Parallèlement, vous exposez à la Maison rouge l’Asile des photographies, un projet réalisé avec l’historien Philippe Artières à partir des archives de l’hôpital psychiatrique de Picauville, en Normandie. Votre intention était-elle, comme vous l’aviez fait pour le camp de nomades de Saliers à la fin des années 1990, de raconter l’histoire d’un lieu ?

Plus que l’histoire d’un lieu, c’est une histoire des photographies du lieu. Nous avons, en effet, eu l’impression de découvrir un trésor iconographique qui parcourait l’ensemble des usages de la photographie (photographies de presse, de guerre, d’identité, de famille, d’architecture, cartes postales, etc.). Il constituait aussi une image de la psychiatrie différente de celle qu’on avait l’habitude de voir. Nous avons donc réalisé un montage qui parcourt l’ensemble des corpus et qui restitue l’expérience qui fut la nôtre à la découverte des images. Nous ne savions rien des photographes ni de ceux qui étaient représentés et il nous semblait important de préserver cet anonymat, de ne pas chercher à reconnaître le « fou ». Dans le travail réalisé sur le camp de Saliers, j’avais procédé de façon opposée. Il était très important d’identifier les personnes qui y avaient été internées et de savoir ce qui s’y était passé. Il s’agissait donc de réaliser une véritable enquête historique, mes photographies ayant avant tout une valeur d’identification et d’incarnation de cette histoire. Un dispositif créait un aller retour entre les images des carnets anthropométriques de la guerre et les portraits de ces mêmes personnes que j’avais photographiées cinquante-cinq ans après leur internement. Pour dire que cette histoire avait eu lieu, il fallait en connaître les faits et reconnaître ceux qui en avaient été les victimes.

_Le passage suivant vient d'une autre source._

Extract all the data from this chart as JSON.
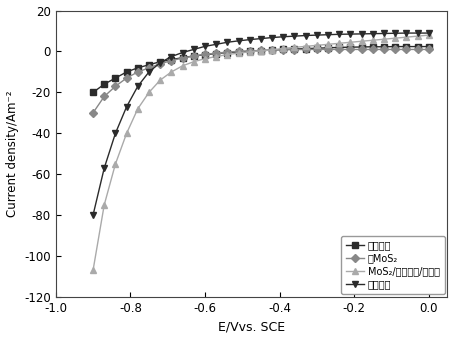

Vous présentez aussi une installation, le Dortoir des agités, composée de lits et de matelas. C’est une façon de sortir de la photographie ?

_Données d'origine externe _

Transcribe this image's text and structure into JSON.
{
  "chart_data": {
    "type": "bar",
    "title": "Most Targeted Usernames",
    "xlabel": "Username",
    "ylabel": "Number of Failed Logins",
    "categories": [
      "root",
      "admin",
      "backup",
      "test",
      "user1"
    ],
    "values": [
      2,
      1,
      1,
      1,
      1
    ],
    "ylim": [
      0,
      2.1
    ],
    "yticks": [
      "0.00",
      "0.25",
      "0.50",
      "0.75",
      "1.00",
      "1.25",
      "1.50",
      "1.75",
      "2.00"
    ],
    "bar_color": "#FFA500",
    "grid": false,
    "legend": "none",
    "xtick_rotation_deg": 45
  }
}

Le Dortoir des agités est une installation qui revisite des archives photographiques : des images prises dans des asiles italiens et, surtout, celles réalisées à la Salpêtrière sous l’autorité du professeur Charcot qui avait fait de l’hystérie un sujet d’étude autant qu’un objet de représentation. Les images des patients en crise constituaient pour moi une image fantôme de la psychiatrie, absente des archives de Picauville, que j’ai voulu faire revenir en reconstituant un dortoir. Les matelas, attachés aux sommiers par des cordes, convulsent dans des formes identiques à ceux des patients photographiés. C’est une façon de sortir de la photographie pour y revenir dans une forme différente.